Pour son livre, le romancier prend pour cadre le monde des sites d’informations logés sur des réseaux sociaux. Il détaille la façon dont ils sont exploités, la manière dont travaillent les journalistes, le fonctionnement interne de ces rédactions, les contraintes et la déontologie approximative qui anime les responsables. Il faut de l’audience à n’importe quel prix. C’est à la fois passionnant pour la découverte de l’envers du décor et effrayant par la qualité relative des informations diffusées.
Parallèlement, il fait découvrir la fragilité de la vie privée quand on est en possession d’un ordinateur, d’une tablette ou d’un téléphone connecté. L’héroïne en fait les frais de façon terrible. Certes, on peut rétorquer qu’il s’agit de l’intrigue d’un roman où l’auteur peut imaginer des actions plus facilement réalisables que dans la réalité. Mais, il le fait de telle manière qu’on ne peut, exemples réels à l’appui, qu’en constater la véracité.

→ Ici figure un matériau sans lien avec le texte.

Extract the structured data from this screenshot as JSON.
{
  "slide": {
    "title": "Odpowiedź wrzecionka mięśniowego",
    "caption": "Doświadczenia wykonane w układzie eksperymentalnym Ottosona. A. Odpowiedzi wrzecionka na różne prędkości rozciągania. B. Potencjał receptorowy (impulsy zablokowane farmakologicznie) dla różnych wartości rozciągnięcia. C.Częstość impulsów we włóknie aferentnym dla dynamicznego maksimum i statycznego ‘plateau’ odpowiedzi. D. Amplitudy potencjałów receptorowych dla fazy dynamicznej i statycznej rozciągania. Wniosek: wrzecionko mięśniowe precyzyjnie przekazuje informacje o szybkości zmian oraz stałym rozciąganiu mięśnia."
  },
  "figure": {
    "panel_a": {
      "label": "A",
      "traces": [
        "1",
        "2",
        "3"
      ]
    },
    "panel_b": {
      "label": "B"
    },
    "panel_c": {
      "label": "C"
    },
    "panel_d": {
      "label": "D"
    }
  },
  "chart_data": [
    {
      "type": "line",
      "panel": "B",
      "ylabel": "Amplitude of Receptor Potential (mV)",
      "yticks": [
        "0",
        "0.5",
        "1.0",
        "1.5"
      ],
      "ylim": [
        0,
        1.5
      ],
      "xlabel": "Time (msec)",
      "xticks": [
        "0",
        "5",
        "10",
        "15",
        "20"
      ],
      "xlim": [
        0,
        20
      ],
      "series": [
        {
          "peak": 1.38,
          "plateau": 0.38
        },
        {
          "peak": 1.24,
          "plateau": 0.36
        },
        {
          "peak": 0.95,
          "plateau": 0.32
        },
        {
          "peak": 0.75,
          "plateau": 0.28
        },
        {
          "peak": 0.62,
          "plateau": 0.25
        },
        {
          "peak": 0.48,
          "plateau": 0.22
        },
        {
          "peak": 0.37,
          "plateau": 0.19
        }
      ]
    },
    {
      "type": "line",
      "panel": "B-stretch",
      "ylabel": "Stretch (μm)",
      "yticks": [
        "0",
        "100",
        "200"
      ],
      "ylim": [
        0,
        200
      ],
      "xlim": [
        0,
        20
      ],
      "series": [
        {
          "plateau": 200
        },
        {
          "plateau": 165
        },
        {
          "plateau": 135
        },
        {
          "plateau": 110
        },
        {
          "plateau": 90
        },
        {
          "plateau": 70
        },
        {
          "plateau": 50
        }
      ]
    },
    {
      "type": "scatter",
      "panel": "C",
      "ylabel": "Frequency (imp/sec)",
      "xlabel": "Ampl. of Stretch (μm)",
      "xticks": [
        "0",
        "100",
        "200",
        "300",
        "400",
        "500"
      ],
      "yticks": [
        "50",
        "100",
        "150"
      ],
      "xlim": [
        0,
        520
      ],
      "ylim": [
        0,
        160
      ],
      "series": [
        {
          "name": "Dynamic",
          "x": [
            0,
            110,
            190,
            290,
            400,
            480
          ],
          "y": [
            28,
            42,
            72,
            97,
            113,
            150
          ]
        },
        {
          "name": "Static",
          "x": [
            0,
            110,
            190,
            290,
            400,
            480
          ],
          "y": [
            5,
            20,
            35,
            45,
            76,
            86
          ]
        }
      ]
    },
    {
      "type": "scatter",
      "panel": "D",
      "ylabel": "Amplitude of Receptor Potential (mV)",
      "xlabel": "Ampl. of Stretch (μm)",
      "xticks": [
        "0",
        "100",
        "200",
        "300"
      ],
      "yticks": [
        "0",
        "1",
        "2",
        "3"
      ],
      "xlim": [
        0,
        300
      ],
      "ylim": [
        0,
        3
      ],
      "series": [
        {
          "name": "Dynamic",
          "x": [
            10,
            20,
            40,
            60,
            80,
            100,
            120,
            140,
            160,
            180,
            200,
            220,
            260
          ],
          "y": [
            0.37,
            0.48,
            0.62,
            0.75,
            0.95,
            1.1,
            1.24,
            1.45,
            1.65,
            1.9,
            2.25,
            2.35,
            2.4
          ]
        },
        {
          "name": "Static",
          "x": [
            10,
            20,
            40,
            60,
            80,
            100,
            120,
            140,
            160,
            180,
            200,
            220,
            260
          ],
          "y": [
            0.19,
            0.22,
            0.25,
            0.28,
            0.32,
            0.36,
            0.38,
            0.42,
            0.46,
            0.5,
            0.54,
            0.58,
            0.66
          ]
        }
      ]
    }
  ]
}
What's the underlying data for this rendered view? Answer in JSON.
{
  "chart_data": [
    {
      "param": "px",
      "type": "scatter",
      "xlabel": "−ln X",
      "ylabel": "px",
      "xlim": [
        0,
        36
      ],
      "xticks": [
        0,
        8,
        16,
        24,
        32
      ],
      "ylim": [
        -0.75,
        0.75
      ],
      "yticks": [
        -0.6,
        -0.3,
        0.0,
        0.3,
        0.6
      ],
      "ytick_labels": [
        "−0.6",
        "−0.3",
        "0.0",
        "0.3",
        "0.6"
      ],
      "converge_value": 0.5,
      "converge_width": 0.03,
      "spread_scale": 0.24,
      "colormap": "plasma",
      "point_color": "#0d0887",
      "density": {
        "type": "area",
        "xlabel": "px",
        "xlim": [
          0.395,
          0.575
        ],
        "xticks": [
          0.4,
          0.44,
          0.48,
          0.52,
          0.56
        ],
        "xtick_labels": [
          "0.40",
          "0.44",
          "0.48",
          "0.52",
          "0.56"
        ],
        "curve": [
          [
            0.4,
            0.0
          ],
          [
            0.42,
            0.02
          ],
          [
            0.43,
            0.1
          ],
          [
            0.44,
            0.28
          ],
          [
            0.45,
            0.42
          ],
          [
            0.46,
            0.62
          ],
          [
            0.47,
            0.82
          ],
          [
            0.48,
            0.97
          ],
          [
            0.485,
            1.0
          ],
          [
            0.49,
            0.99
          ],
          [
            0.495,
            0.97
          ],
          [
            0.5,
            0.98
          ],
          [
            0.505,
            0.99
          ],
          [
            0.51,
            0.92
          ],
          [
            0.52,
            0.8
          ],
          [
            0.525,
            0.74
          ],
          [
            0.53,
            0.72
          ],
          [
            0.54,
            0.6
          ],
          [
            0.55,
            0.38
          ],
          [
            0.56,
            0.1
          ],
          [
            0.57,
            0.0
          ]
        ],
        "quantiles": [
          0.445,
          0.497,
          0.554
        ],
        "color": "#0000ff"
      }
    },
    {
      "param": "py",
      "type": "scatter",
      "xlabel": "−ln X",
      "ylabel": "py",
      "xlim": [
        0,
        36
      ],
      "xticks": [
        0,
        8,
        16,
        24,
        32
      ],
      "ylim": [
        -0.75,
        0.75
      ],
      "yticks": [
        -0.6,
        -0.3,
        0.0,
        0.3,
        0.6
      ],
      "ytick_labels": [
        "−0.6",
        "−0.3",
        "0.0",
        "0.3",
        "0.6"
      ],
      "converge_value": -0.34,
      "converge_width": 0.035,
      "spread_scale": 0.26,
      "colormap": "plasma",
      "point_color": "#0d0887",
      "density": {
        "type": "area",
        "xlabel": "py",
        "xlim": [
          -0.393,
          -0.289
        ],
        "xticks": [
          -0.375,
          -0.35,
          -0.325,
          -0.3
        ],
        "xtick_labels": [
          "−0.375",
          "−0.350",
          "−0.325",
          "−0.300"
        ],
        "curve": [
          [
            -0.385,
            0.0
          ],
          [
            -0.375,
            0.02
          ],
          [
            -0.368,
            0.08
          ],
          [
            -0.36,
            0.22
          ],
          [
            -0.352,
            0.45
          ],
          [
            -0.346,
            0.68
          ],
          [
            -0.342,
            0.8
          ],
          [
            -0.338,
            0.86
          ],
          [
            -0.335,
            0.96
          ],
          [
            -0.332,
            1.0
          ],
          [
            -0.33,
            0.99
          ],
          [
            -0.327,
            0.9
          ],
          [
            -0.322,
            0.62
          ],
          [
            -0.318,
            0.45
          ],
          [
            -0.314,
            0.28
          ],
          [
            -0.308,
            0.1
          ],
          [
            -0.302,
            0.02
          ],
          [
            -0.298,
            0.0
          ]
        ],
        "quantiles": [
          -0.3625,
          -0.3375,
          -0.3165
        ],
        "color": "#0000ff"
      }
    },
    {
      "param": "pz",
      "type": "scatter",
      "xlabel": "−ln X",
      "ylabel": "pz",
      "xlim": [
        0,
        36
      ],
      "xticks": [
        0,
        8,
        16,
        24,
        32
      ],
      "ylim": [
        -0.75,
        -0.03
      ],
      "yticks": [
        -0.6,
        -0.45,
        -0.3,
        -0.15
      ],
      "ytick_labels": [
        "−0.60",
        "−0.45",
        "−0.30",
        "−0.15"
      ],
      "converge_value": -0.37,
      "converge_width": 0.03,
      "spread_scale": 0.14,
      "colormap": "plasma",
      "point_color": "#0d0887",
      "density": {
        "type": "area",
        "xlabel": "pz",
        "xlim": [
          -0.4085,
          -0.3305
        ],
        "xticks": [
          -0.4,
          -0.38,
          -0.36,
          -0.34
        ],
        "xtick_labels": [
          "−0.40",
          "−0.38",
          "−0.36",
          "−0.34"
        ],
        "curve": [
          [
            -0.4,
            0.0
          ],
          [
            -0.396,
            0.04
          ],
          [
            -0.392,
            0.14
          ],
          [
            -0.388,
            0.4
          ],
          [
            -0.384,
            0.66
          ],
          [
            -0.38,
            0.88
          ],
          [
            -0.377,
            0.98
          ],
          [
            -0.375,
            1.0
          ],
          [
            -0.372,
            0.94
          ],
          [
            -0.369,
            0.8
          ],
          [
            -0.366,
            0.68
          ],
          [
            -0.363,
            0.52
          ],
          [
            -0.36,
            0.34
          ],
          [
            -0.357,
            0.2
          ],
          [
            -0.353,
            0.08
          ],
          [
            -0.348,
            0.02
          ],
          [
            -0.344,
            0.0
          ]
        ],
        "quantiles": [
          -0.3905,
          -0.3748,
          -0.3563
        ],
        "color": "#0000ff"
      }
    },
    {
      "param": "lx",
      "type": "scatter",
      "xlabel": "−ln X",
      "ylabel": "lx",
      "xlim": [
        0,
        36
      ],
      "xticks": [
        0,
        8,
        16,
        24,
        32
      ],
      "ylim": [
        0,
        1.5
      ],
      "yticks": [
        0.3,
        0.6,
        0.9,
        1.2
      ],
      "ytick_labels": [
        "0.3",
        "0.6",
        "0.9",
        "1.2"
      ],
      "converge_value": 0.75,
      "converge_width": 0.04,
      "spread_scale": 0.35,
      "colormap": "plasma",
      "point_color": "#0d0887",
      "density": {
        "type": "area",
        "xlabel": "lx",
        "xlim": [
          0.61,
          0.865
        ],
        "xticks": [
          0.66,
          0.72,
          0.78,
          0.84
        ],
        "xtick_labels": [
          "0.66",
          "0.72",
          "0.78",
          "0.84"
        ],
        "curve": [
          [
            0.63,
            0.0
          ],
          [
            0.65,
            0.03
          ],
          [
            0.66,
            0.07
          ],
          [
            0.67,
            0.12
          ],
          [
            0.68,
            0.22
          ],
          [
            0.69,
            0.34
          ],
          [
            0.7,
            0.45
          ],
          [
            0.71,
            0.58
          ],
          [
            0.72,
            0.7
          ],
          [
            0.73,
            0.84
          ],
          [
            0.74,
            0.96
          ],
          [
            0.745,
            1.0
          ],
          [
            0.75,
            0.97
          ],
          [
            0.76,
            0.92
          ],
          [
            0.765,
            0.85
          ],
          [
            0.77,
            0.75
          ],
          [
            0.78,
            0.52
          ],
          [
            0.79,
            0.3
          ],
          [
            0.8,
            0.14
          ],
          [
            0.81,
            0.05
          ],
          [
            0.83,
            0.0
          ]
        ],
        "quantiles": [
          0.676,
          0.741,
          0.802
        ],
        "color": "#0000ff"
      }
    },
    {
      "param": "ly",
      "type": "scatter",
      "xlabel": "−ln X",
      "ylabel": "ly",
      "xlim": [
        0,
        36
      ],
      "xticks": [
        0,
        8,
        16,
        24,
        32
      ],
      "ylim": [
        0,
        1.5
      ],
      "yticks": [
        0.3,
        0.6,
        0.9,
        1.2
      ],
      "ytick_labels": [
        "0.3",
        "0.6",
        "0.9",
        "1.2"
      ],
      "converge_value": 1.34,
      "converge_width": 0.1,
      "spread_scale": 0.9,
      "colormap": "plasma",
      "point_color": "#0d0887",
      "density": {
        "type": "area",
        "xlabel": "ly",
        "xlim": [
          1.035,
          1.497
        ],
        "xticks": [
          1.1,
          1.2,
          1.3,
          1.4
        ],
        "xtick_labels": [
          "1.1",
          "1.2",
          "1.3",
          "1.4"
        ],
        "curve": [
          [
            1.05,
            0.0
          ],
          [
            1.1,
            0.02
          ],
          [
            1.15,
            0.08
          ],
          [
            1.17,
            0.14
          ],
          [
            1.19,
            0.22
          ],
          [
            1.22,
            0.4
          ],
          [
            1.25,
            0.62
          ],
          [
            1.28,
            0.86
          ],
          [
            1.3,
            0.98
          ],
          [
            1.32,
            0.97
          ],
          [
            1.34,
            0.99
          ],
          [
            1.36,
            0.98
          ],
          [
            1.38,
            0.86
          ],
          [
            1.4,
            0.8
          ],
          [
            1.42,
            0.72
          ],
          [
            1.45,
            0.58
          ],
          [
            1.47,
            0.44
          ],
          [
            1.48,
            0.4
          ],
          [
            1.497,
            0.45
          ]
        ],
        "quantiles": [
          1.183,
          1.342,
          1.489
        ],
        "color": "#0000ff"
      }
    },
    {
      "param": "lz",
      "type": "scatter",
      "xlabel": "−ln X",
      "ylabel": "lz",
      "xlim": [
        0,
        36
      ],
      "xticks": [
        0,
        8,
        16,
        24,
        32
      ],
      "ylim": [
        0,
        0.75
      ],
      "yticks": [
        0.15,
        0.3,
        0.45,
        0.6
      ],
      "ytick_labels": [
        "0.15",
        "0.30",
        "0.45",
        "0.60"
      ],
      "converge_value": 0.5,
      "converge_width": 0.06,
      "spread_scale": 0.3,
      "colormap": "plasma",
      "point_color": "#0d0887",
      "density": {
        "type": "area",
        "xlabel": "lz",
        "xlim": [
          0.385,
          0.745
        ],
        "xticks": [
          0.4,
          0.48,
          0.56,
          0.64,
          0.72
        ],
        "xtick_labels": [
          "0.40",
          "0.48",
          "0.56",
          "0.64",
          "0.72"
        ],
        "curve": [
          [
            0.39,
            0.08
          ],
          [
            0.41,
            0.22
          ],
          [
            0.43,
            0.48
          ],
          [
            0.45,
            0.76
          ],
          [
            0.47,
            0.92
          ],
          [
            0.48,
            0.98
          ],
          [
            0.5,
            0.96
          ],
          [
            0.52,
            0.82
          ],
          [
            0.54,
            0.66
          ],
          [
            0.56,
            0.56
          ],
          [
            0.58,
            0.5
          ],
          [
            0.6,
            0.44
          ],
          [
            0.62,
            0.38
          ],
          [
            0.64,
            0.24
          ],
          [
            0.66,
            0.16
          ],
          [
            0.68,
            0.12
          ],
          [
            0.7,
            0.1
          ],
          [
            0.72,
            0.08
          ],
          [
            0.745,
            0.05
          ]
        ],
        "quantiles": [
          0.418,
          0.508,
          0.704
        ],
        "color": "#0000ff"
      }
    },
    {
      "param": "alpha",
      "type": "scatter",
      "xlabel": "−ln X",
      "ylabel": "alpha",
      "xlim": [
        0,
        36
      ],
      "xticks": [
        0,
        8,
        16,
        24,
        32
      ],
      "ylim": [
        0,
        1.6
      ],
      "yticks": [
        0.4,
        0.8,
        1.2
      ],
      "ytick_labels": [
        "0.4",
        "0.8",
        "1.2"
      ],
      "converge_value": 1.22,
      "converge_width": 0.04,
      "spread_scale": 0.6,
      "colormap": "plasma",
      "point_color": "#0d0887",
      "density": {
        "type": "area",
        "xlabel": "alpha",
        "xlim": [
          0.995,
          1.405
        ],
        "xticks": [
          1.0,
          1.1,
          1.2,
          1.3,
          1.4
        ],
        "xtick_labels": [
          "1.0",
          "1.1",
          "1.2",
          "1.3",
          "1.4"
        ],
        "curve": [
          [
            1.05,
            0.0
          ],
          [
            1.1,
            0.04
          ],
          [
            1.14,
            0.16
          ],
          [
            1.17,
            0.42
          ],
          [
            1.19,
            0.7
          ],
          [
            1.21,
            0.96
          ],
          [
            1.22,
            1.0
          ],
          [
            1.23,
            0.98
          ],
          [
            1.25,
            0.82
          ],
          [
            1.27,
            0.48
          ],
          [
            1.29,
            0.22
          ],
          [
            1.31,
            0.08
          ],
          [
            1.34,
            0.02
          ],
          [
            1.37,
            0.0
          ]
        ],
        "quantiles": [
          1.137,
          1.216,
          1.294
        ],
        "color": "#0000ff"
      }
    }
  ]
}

Leon Nowiński, au volant de sa petite Škoda est en retard pour sa réunion. Il roule vite mais, soudain, un puissant 4x4 veut le dépasser. Lorsqu’il le peut, le bolide accélère encore et enfonce une barrière de sécurité, tombant quelques quinze mètres plus bas. Les policiers sur les lieux de l’accident reconnaissent dans le cadavre Ryszard Buxzek, M. Pistache, la vedette d’une émission pour enfants qui cartonne à la télévision.
Julita Wójcicka est journaliste chez Meganews, un tabloïd du Net. Elle est satisfaite car son nouvel article suscite l’intérêt. La mort de la vedette de télévision déclenche un raz-de-marée sur les chaînes d’informations. Tout est bon, son passé, ses débuts, ses émissions, sa vie… Julita se fend d’un article qui rencontre du succès. Mais, elle est troublée par quelque chose qu’elle a vu sur les photos à sa disposition. En cherchant bien, elle s’aperçoit que les doigts du mort sont très abimés.
Elle décide de poursuivre ses investigations car elle pressent quelque chose d’anormal. Elle retrouve Leon qui, sous la pression de Julita, mobilise sa mémoire. Il lui revient que Buczek pleurait au volant de sa voiture lorsqu’il l’a dépassé. Elle s’engage alors dans une enquête qui va lui faire perdre son emploi et la mettre en grand danger car…
Jakub Szamałek place son récit en Pologne, à Varsovie, décrivant, à travers une galerie riche en personnages, la vie dans le pays, les obstacles quotidiens de ses habitants, les difficultés de logements, d’emplois, les bas salaires, ce qui explique en partie la dispersion de travailleurs polonais à travers l’Europe.
La police et la justice ne sont pas épargnées par les coups de griffe de l’auteur, celui-ci dénonçant la perversité de ces structures.
La tension monte très vite après que Julita cherche à prouver qu’il ne s’agit pas d’un banal accident, que cette mort cache de profondes et dangereuses connexions. Avec elle, le lecteur pénètre dans les arcanes du dark net, de ces réseaux occultes où le pire côtoie le pire.
Avec ce premier volet, Jakub Szamałek livre un thriller brillant, une intrigue portée de belle manière par une héroïne attachante. Il suscite crainte et peur en montrant que les données personnelles de chacun ne sont jamais à l’abri d’un piratage et enfonce encore le clou en précisant, en avant-propos, que son roman n’est pas de la science-fiction.
serge perraud
Jakub Szamałek, Tu sais qui (Cokolwiek wybierzesz), traduit du polonais par Kamil Barbarski, Métailié, coll. “Autres horizons” — Noire, septembre 2022, 464 p. — 22,90 €.